When I posted the second photo, I got several messages from strangers in seconds. It was a Friday night and I’d utilized extra hashtags under my Thirst Queen's tutelage. All of them were more polite — "hey" or the heart emoji — than my former date's advances.
The next morning, I called home to check in with my mom like I do as regularly as I feel is healthy without being dependent. My mom was an artist and musician in the '70s — she married a painter, went camping in a Volkswagen van, and lived with a photographer roommate in college that she regularly helped with art assignments, sometimes while nude. So when my mother saw my thirst traps, she asked how I got that angle on my own. And then, because she’s my mom, she told me I was gorgeous and curvy, and that I should make sure to be careful with anyone who messages me after those photos, because they probably only want one thing.
And that was that.
I posted the final trap on Saturday night. It was full-body and the most of my face I’d allowed to show. I almost didn’t share it. But at that point I was riding my thirsty high and decided to go for it. Again, I got a few DMs. Again, my friends were wildly supportive. Finally, I got a few, "Um… what exactly are you doing?" texts. Not so much with judgment, but with a genuine surprise. Once I explained I was just trying something new, one friend told me he was glad to see my confidence up. I was, too.
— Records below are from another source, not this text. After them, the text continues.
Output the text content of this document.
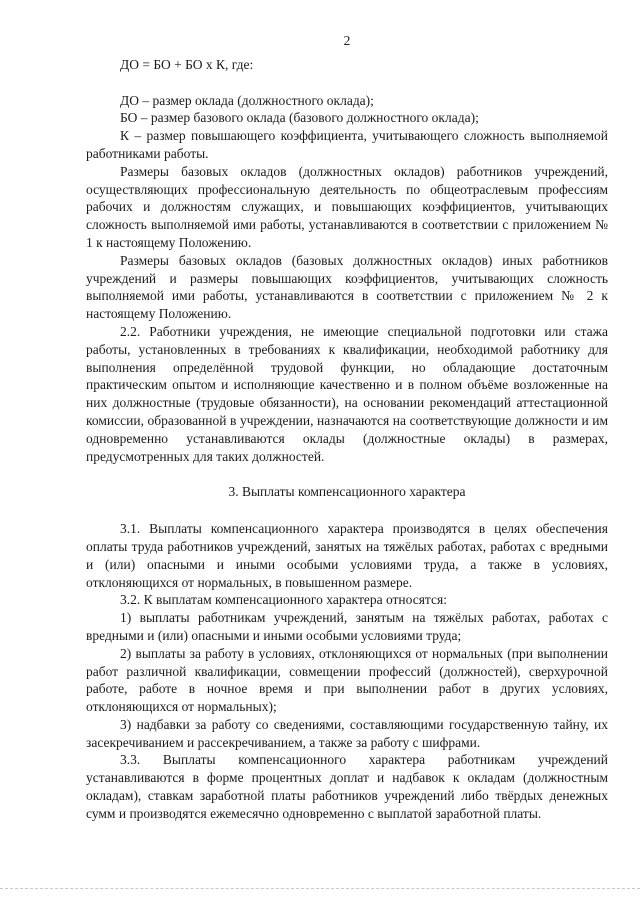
2

ДО = БО + БО х К, где:

ДО – размер оклада (должностного оклада);

БО – размер базового оклада (базового должностного оклада);

К – размер повышающего коэффициента, учитывающего сложность выполняемой работниками работы.

Размеры базовых окладов (должностных окладов) работников учреждений, осуществляющих профессиональную деятельность по общеотраслевым профессиям рабочих и должностям служащих, и повышающих коэффициентов, учитывающих сложность выполняемой ими работы, устанавливаются в соответствии с приложением № 1 к настоящему Положению.

Размеры базовых окладов (базовых должностных окладов) иных работников учреждений и размеры повышающих коэффициентов, учитывающих сложность выполняемой ими работы, устанавливаются в соответствии с приложением № 2 к настоящему Положению.

2.2. Работники учреждения, не имеющие специальной подготовки или стажа работы, установленных в требованиях к квалификации, необходимой работнику для выполнения определённой трудовой функции, но обладающие достаточным практическим опытом и исполняющие качественно и в полном объёме возложенные на них должностные (трудовые обязанности), на основании рекомендаций аттестационной комиссии, образованной в учреждении, назначаются на соответствующие должности и им одновременно устанавливаются оклады (должностные оклады) в размерах, предусмотренных для таких должностей.

3. Выплаты компенсационного характера

3.1. Выплаты компенсационного характера производятся в целях обеспечения оплаты труда работников учреждений, занятых на тяжёлых работах, работах с вредными и (или) опасными и иными особыми условиями труда, а также в условиях, отклоняющихся от нормальных, в повышенном размере.

3.2. К выплатам компенсационного характера относятся:

1) выплаты работникам учреждений, занятым на тяжёлых работах, работах с вредными и (или) опасными и иными особыми условиями труда;

2) выплаты за работу в условиях, отклоняющихся от нормальных (при выполнении работ различной квалификации, совмещении профессий (должностей), сверхурочной работе, работе в ночное время и при выполнении работ в других условиях, отклоняющихся от нормальных);

3) надбавки за работу со сведениями, составляющими государственную тайну, их засекречиванием и рассекречиванием, а также за работу с шифрами.

3.3. Выплаты компенсационного характера работникам учреждений устанавливаются в форме процентных доплат и надбавок к окладам (должностным окладам), ставкам заработной платы работников учреждений либо твёрдых денежных сумм и производятся ежемесячно одновременно с выплатой заработной платы.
I deleted a few of the photos once the weekend was over. It was fun to step into my sexy pants (or lack thereof) for a little bit, and I felt like a kick*ss hot friend when it was all said and done. But I was ready to go back to posting about comics and my dog. I left the first photo I took, because you know what they say about thick thighs. While my weekend of thirst-trapping hadn't saved my life necessarily, I felt better about myself than ever before — powerful, even — like I had unleashed some part of myself I’d kept tamped down for years and now it was relaxing in my back pocket until I needed it again.
Who knew a trap could set something loose.